As harmless as that example was, there have been many more
reminders that have been less than harmless. Even for a girl that never took to
primping and preening and spent the majority of her life considering herself to
be ‘one of the boys’.
I realized I had my own stories fitting for the #YesAllWomen
campaign. Like when my neighborhood friend locked me in a room when we were
kindergarten aged and told me I couldn’t leave until I touched his penis.
Or more recently, when I was accosted as I walked down the
stairs, among a group of people, leaving a Skytrain station. A young man
grabbed me, began kissing my neck and telling me we should hook up. The people
exiting the train with me, and his ‘friend’, watched on and eventually almost
everyone walked away.
I like to think I’m a tough cookie but instead of fighting
back, I resorted to saying I needed to get home to my husband. As though the
idea that he would be offending another man, not me, that would be a sufficient
defence. It didn’t work.
The guy kept kissing my neck and telling me if my husband
really loved me, he’d be there with me right then.
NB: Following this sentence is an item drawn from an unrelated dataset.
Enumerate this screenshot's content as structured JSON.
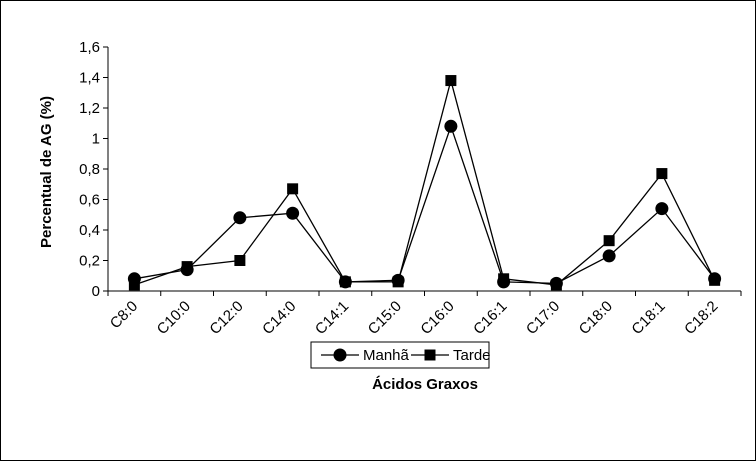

I had played out scenarios like this in my mind, sadly. What
would I do if someone tried to rape me? I always thought I’d fight tooth and
nail. Instead, I placated his ego and tried to get away as nicely as possible.
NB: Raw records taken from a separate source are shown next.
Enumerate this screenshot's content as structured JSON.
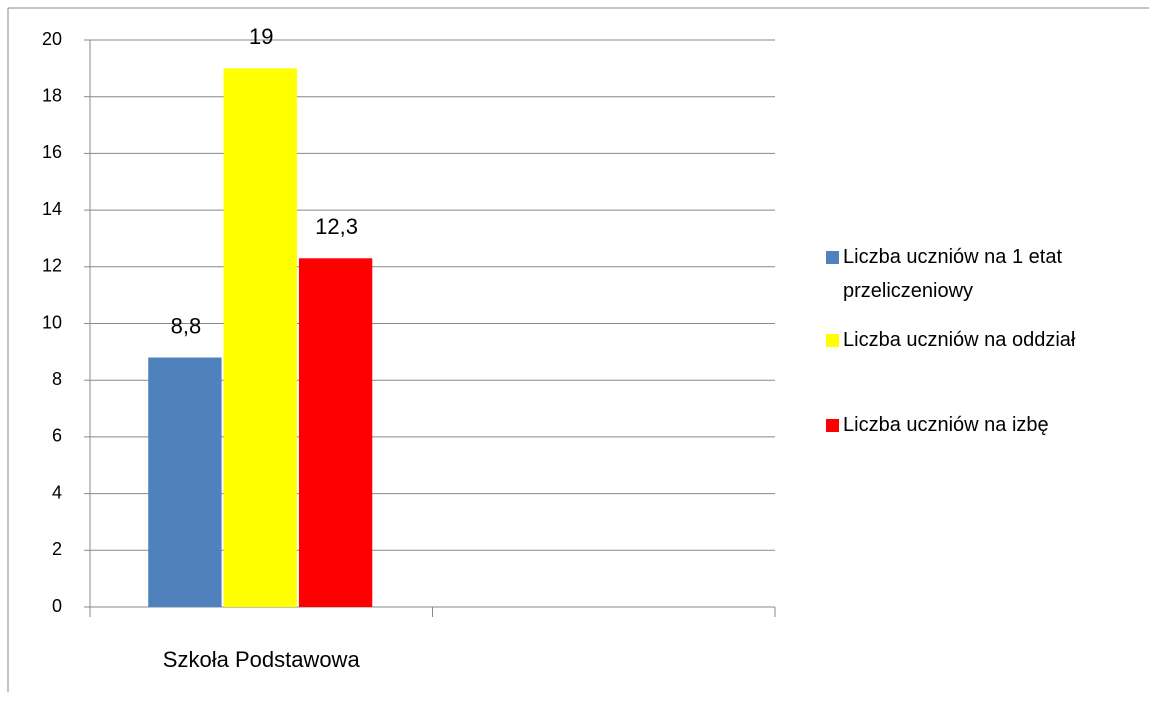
{
  "chart_data": {
    "type": "bar",
    "categories": [
      "Szkoła Podstawowa",
      null
    ],
    "series": [
      {
        "name": "Liczba uczniów na 1 etat przeliczeniowy",
        "color": "#4f81bd",
        "values": [
          8.8,
          null
        ],
        "value_labels": [
          "8,8",
          null
        ]
      },
      {
        "name": "Liczba uczniów na oddział",
        "color": "#ffff00",
        "values": [
          19,
          null
        ],
        "value_labels": [
          "19",
          null
        ]
      },
      {
        "name": "Liczba uczniów na izbę",
        "color": "#ff0000",
        "values": [
          12.3,
          null
        ],
        "value_labels": [
          "12,3",
          null
        ]
      }
    ],
    "ylim": [
      0,
      20
    ],
    "yticks": [
      0,
      2,
      4,
      6,
      8,
      10,
      12,
      14,
      16,
      18,
      20
    ],
    "grid": true,
    "legend": "right"
  }
}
I was less than 50 feet away from safety. If only I could get to my office
where there was security and nobody could enter without a swipe badge.
Including this creep.
Then my knight in shining armor stepped in. The friend who’d
been idly watching on stepped in and told the guy to let me go. And he did. He
immediately listened to his male counterpart but he still stood between me and
the exit. The creep started ranting about how he’d moved here from the Middle East
and was frustrated with how Canadian women were so prudish and wouldn’t give
him the time of day. Like he was entitled to have every lustful whim fulfilled.
Like women were only good for satisfying his needs.
In the middle of his rant, I ran. Fear washed over me. I
hate being afraid. I hate feeling weak. I felt both. And in the midst of my
fear and anger, I let him win. I didn’t go get security. I didn’t tell anyone
until I got home to my husband. Who knows how far he went that night, or the
next. Who knows whose life that creep ruined.
I’ll always regret not reporting him to someone. There’s a
lot I regret from that night. And I hate it. I hate that this pitiful excuse
for a man did that. I hate that men like him have created an aura of fear that
us women have to sift through. Is it safe to walk on that side of the street?
Should I get off the train now or wait until after that seedy looking character
gets off? Should I acknowledge the catcalls because I read that if you look a
man in the face, he’s less likely to rape you because you’ll be able to
identify him?
Hate and fear. Anger and animosity. That’s what’s bred from
creeps like that man at the Skytrain station. Or that loser in California. And
sadly, it still feels like there’s not a lot we, as women, can do.
I can stop wearing makeup, wear baggy clothes, play sports,
do a man’s job but at the end of the
day, I’ll still be a woman. And that’s awesome. And sometimes, terrifying, at
the same time.
Gentlemen, what I need, what your wife needs, what your
mother needs, your sisters, aunts and female friends—what we all need from the
men in and out of our lives—is your strength. The strength to stand up and tell
your guy friends to shut up when they start degrading and demeaning women.
Whether she’s on a pole or bus, she is a human and not an object. She has tits
but she has feelings too. One day she might be your everything, that is if
another man hasn’t made her feel like nothing first.